In the second experiment, the results of which are shown in Figs. 5 and 6, several integration steps are used:

$${{t}_{s}} = {{10}^{{-6}}}\,\,{\text{s}}{\text{,}}\quad {{t}_{s}} = {{10}^{{-7}}}\,\,{\text{s}}{\text{,}}\quad {\text{and}}\quad {{t}_{s}} = {{10}^{{-8}}}\,\,{\text{s}}.$$
Fig. 5.
figure 5

Steady-state error at various integration steps.

Fig. 6.
figure 6

Current graphs at various integration steps.

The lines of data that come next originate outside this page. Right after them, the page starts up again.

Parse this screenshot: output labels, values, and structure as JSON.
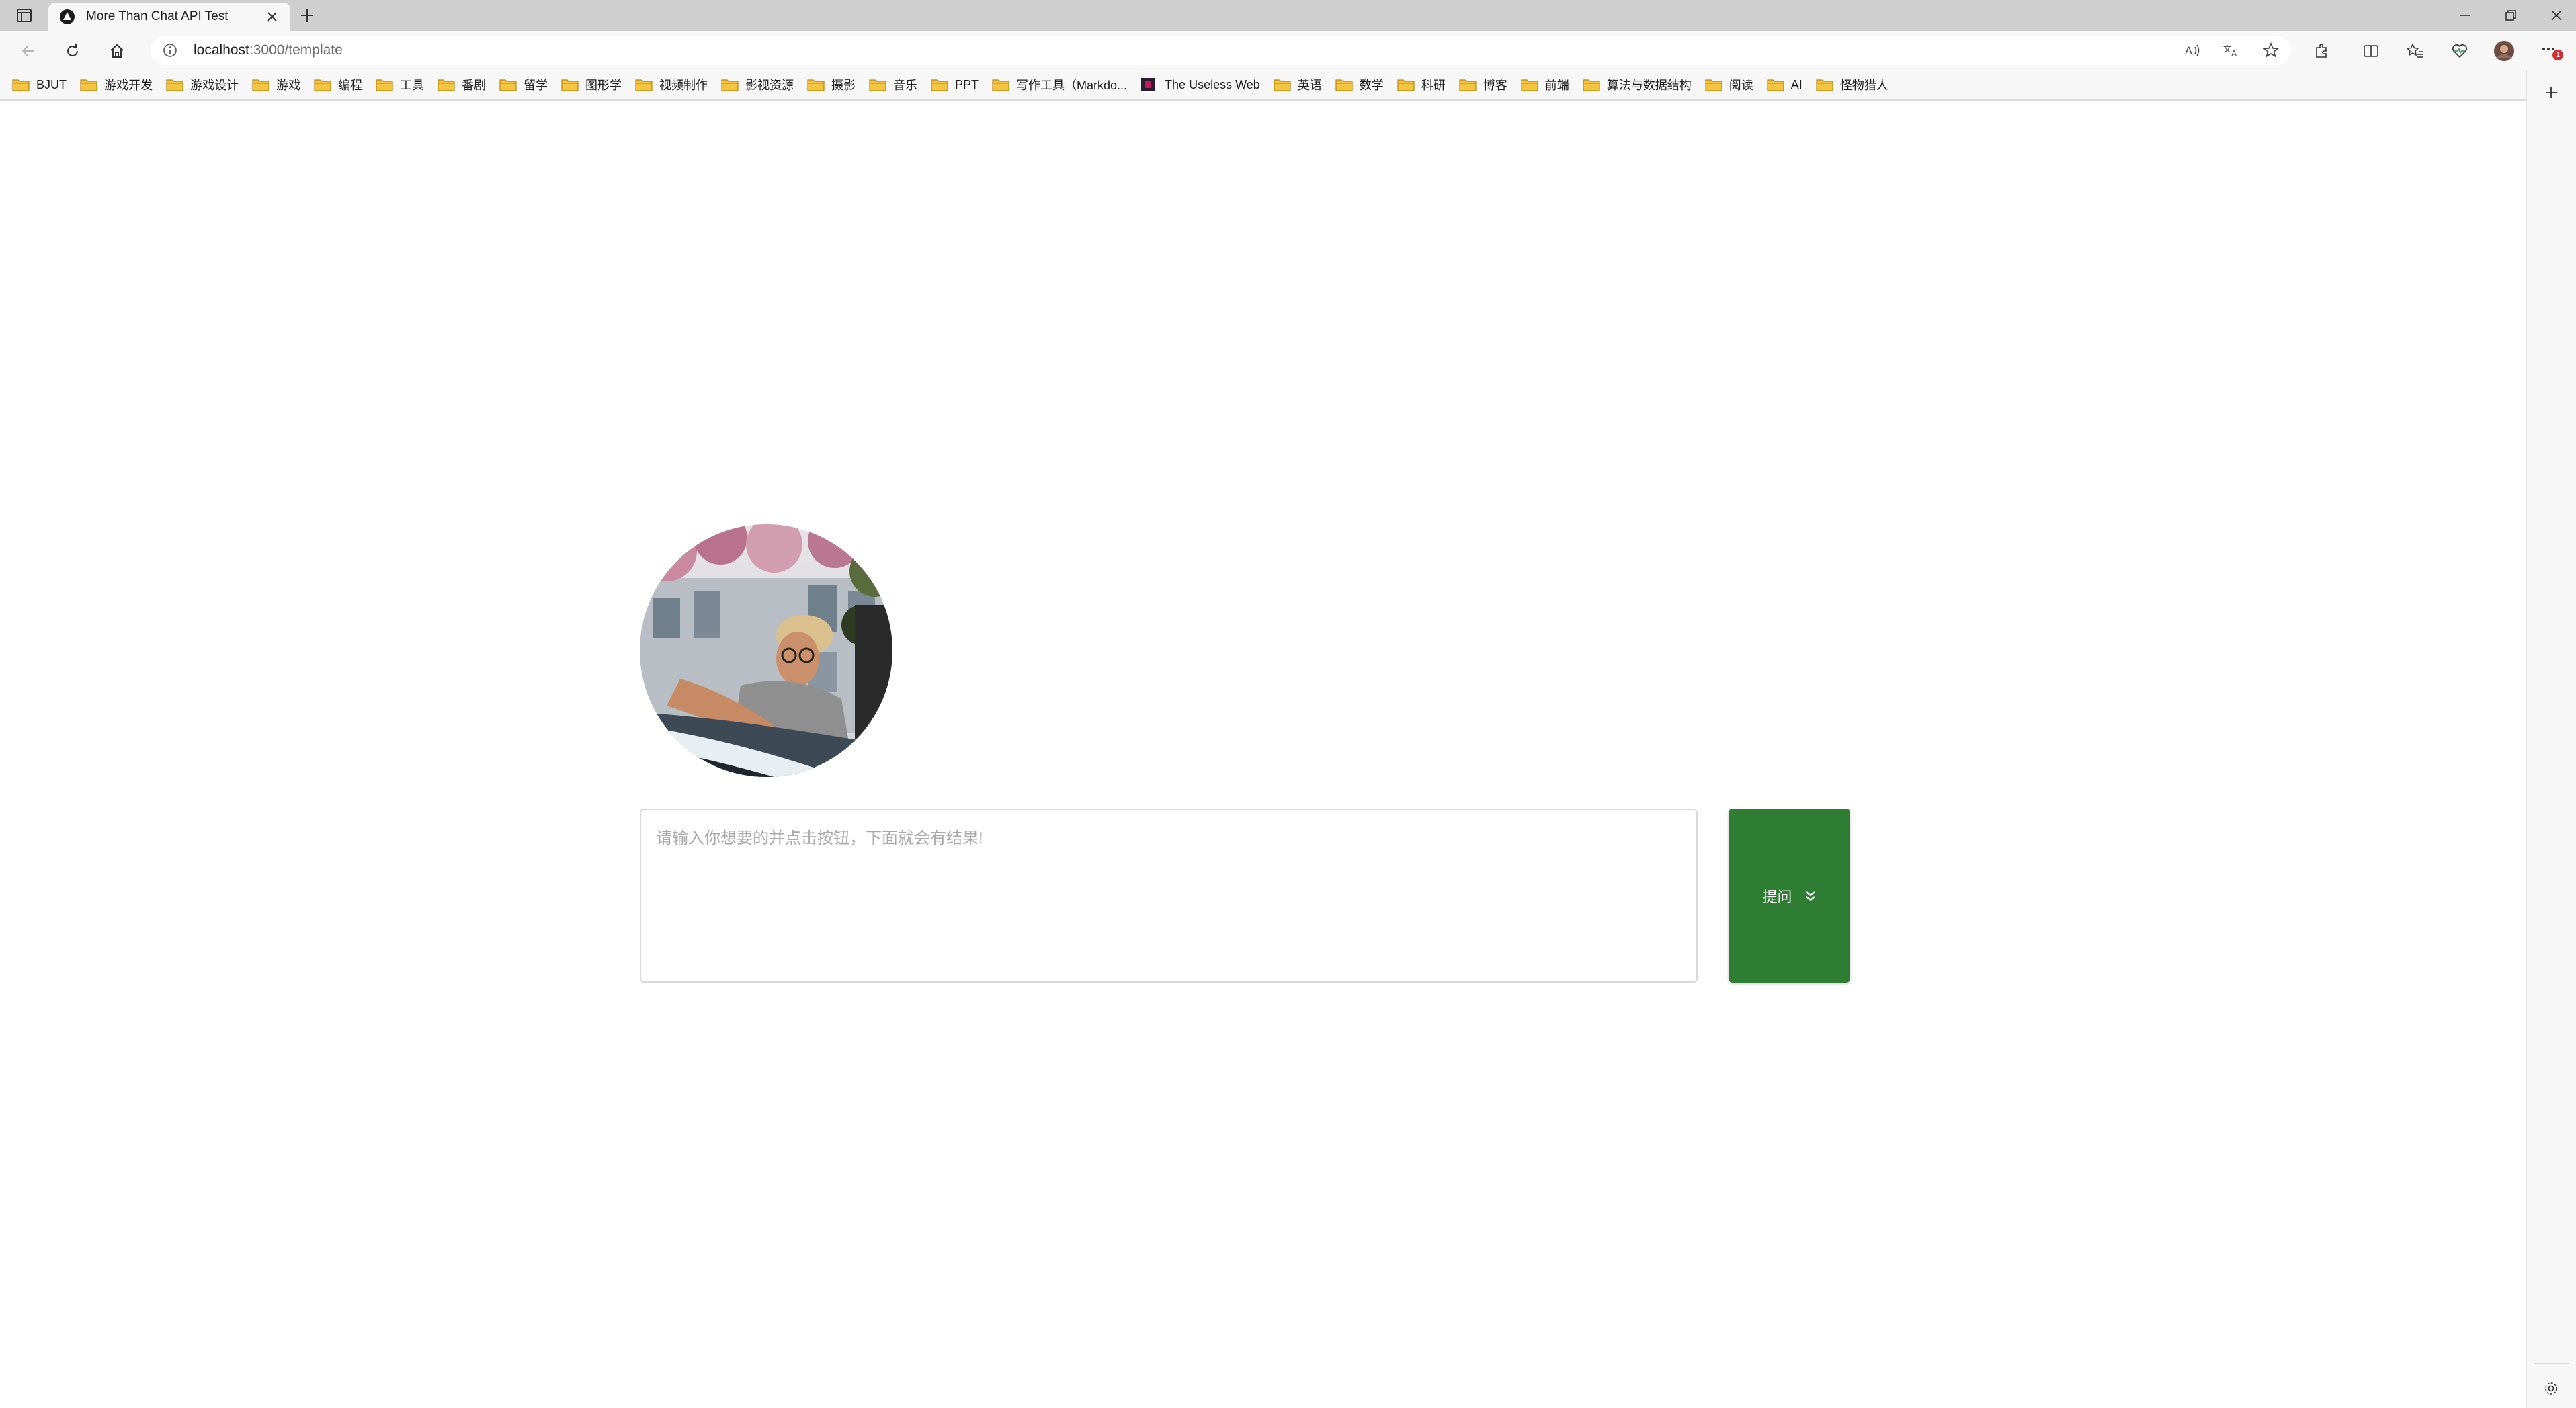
{
  "browser": {
    "tab": {
      "title": "More Than Chat API Test"
    },
    "address": {
      "host": "localhost",
      "path": ":3000/template"
    },
    "favorites": [
      {
        "label": "BJUT",
        "icon": "folder-icon"
      },
      {
        "label": "游戏开发",
        "icon": "folder-icon"
      },
      {
        "label": "游戏设计",
        "icon": "folder-icon"
      },
      {
        "label": "游戏",
        "icon": "folder-icon"
      },
      {
        "label": "编程",
        "icon": "folder-icon"
      },
      {
        "label": "工具",
        "icon": "folder-icon"
      },
      {
        "label": "番剧",
        "icon": "folder-icon"
      },
      {
        "label": "留学",
        "icon": "folder-icon"
      },
      {
        "label": "图形学",
        "icon": "folder-icon"
      },
      {
        "label": "视频制作",
        "icon": "folder-icon"
      },
      {
        "label": "影视资源",
        "icon": "folder-icon"
      },
      {
        "label": "摄影",
        "icon": "folder-icon"
      },
      {
        "label": "音乐",
        "icon": "folder-icon"
      },
      {
        "label": "PPT",
        "icon": "folder-icon"
      },
      {
        "label": "写作工具（Markdo...",
        "icon": "folder-icon"
      },
      {
        "label": "The Useless Web",
        "icon": "site-icon"
      },
      {
        "label": "英语",
        "icon": "folder-icon"
      },
      {
        "label": "数学",
        "icon": "folder-icon"
      },
      {
        "label": "科研",
        "icon": "folder-icon"
      },
      {
        "label": "博客",
        "icon": "folder-icon"
      },
      {
        "label": "前端",
        "icon": "folder-icon"
      },
      {
        "label": "算法与数据结构",
        "icon": "folder-icon"
      },
      {
        "label": "阅读",
        "icon": "folder-icon"
      },
      {
        "label": "AI",
        "icon": "folder-icon"
      },
      {
        "label": "怪物猎人",
        "icon": "folder-icon"
      }
    ],
    "notification_badge": "1"
  },
  "page": {
    "avatar": {
      "alt": "avatar",
      "icon": "avatar-photo"
    },
    "input": {
      "placeholder": "请输入你想要的并点击按钮，下面就会有结果!",
      "value": ""
    },
    "ask_button": {
      "label": "提问",
      "icon": "double-chevron-down-icon"
    }
  },
  "colors": {
    "accent": "#2e7d32",
    "tabstrip": "#cfcfcf",
    "toolbar": "#f7f7f7",
    "folder": "#f4c542"
  }
}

A consequence of the proven theoretical result is that the switching frequency of the control input tends to infinity over time. In practice, the switching frequency is limited, resulting in a steady-state control error. From Figs. 5 and 6 it is clear that this error depends on the switching frequency (integration step): the higher the frequency the smaller the error and vice versa. Such limitations must be taken into account when implementing the described approach in practice; however, this issue requires further study and this case is not considered in this article.

CONCLUSIONS

A new control algorithm for a semiconductor step-down converter has been studied. Assuming that the load function can be described by a continuous bounded function with two bounded first derivatives, the problem of stabilizing the given output voltage was solved. For the practical implementation of the developed algorithm in further research, it is necessary to study the adaptation of the resulting control law for working with converters with pulse-width modulation.

The performance of the proposed algorithm was confirmed both analytically and using simulation in the MATLAB–Simulink environment.